O Governo Federal publicou uma nova legislação que atualiza as penalidades aos crimes cometidos contra crianaças e adolescentes no Diário Oficial da União (DOU) desta segunda-feira (15). A Lei Nº 14.811 modifica o Código Penal, a Lei dos Crimes Hediondos e o Estatuto da Criança e do Adolescente (ECA). Entre as normas está a inclusão do bullying e do cyberbullying praticado em ambiente digital que não representem crime grave no Código Penal brasileiro. Para esses crimes, ficou definida pena de dois a quatro anos de prisão.

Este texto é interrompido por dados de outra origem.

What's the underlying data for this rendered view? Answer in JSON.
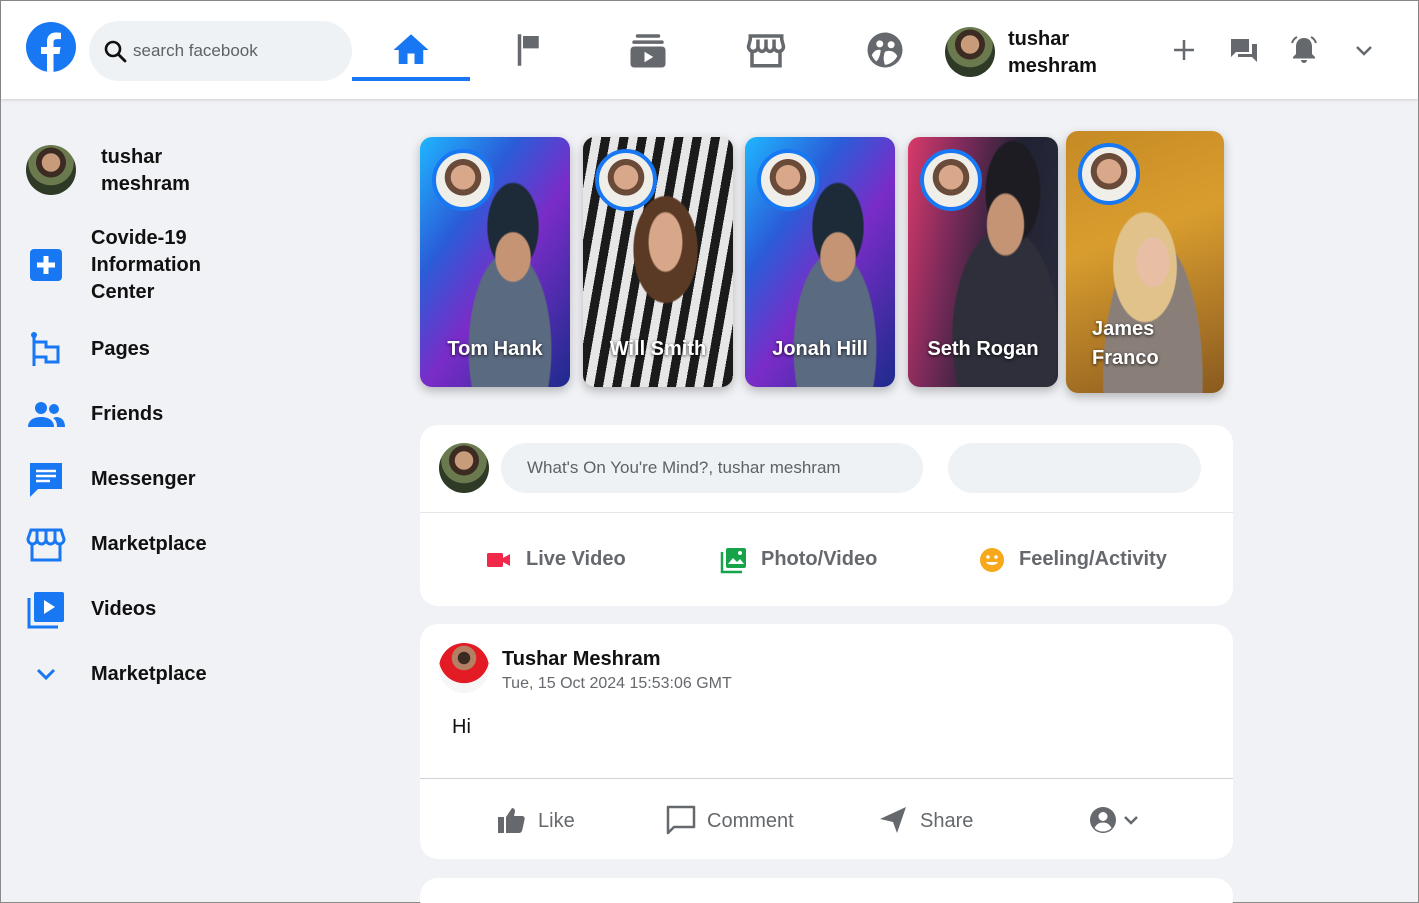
{
  "header": {
    "search_placeholder": "search facebook",
    "nav_tabs": [
      {
        "name": "home",
        "active": true
      },
      {
        "name": "pages",
        "active": false
      },
      {
        "name": "watch",
        "active": false
      },
      {
        "name": "marketplace",
        "active": false
      },
      {
        "name": "groups",
        "active": false
      }
    ],
    "profile_name": "tushar meshram",
    "actions": [
      "plus-icon",
      "messenger-icon",
      "notifications-icon",
      "chevron-down-icon"
    ]
  },
  "sidebar": {
    "profile_name": "tushar meshram",
    "items": [
      {
        "label": "Covide-19 Information Center",
        "icon": "covid-plus-icon"
      },
      {
        "label": "Pages",
        "icon": "flag-icon"
      },
      {
        "label": "Friends",
        "icon": "friends-icon"
      },
      {
        "label": "Messenger",
        "icon": "message-icon"
      },
      {
        "label": "Marketplace",
        "icon": "store-icon"
      },
      {
        "label": "Videos",
        "icon": "video-library-icon"
      },
      {
        "label": "Marketplace",
        "icon": "chevron-down-icon"
      }
    ]
  },
  "stories": [
    {
      "name": "Tom Hank"
    },
    {
      "name": "Will Smith"
    },
    {
      "name": "Jonah Hill"
    },
    {
      "name": "Seth Rogan"
    },
    {
      "name": "James Franco"
    }
  ],
  "create_post": {
    "placeholder": "What's On You're Mind?, tushar meshram",
    "actions": [
      {
        "label": "Live Video",
        "icon": "live-video-icon",
        "color": "#f02849"
      },
      {
        "label": "Photo/Video",
        "icon": "photo-icon",
        "color": "#45bd62"
      },
      {
        "label": "Feeling/Activity",
        "icon": "feeling-icon",
        "color": "#f7b928"
      }
    ]
  },
  "post": {
    "author": "Tushar Meshram",
    "timestamp": "Tue, 15 Oct 2024 15:53:06 GMT",
    "body": "Hi",
    "actions": [
      {
        "label": "Like",
        "icon": "thumbs-up-icon"
      },
      {
        "label": "Comment",
        "icon": "comment-icon"
      },
      {
        "label": "Share",
        "icon": "share-icon"
      }
    ]
  },
  "colors": {
    "brand": "#1877f2",
    "background": "#f1f2f5",
    "muted_text": "#65686c"
  }
}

A medida prevê ainda a criação da Política Nacional de Prevenção e Combate ao Abuso e Exploração Sexual da Criança e do Adolescente, que ainda será detalhada e deve ser reavaliada a cada 10 anos. A nova legislação foi sancionada pelo presidente Lula (PT), e também contou com as assinaturas de três ministros: Camilo Santana (PT), da Educação; Flávio Dino (PSB), da Justiça e Segurança Pública; e Nísia Trindade, da Saúde.
Entre as novas medidas, foram alteradas ou instituídas as penalidades de cinco tipos de crimes contra a criança e o adolescente. Confira quais são e o que ficou estabelecido:
- Homicídio contra menor de 14 anos em instituições de ensino: aumento da pena em dois terços, com pena em dobro se o autor é o líder, coordenador ou administrador de grupo, comunidade ou rede virtual, ou é responsável pelo jovem;
- Indução de suicídio ou automutilação de menor de 18 anos ou pessoa com capacidade reduzida de resistência: aumento da pena para cinco anos de prisão. Agora, também tipificada como crime hediondo;
- Bullying e cyberbullying praticado em ambiente digital que não representem crime grave: definida pena de dois a quatro anos de prisão;
- Transmissão ou exibição de conteúdos pornográficos com crianças e adolescentes: definida pena de quatro a oito anos de prisão, além da aplicação de multa;
- Não comunicação de desaparecimento de criança ou adolescente, de forma intencional: definida pena de dois a quatro anos.
Além das novas penalidades estabelecidas, a legislação prevê também que todos os colaboradores que trabalham em locais onde são desenvolvidas atividades com crianças e adolescentes deverão apresentar certidão de antecedentes criminais.
POLÍTICA NACIONAL
Sobre a Política Nacional de Prevenção e Combate ao Abuso e Exploração Sexual da Criança e do Adolescente, a Lei estabelece que a política deve realizar cinco medidas permanentes no enfrentamento à violência contra tal população. São elas:
- Aprimoração da gestão de ações de prevenção e de combate ao abuso e à exploração sexual da criança e do adolescente;
- Contribuição para o fortalecimento das redes de proteção e de combate ao abuso e à exploração sexual da criança e do adolescente;
- Promoção da produção de conhecimento, a pesquisa e a avaliação dos resultados das políticas de prevenção e de combate ao abuso e à exploração sexual da criança e do adolescente; garantia do atendimento especializado, e em rede, da criança e do adolescente em situação de exploração sexual, bem como de suas famílias; e
- Estabelecimento de espaços democráticos para participação e controle social, priorizando os conselhos de direitos da criança e do adolescente.
A política, que conforme a Lei deverá ser reavaliada a cada 10 anos, não se restringem às vítimas. Também é necessário considerar o contexto social das famílias e das comunidades. A ação ainda será detalhada, por meio de um plano nacional. As informações são da Agência Brasil.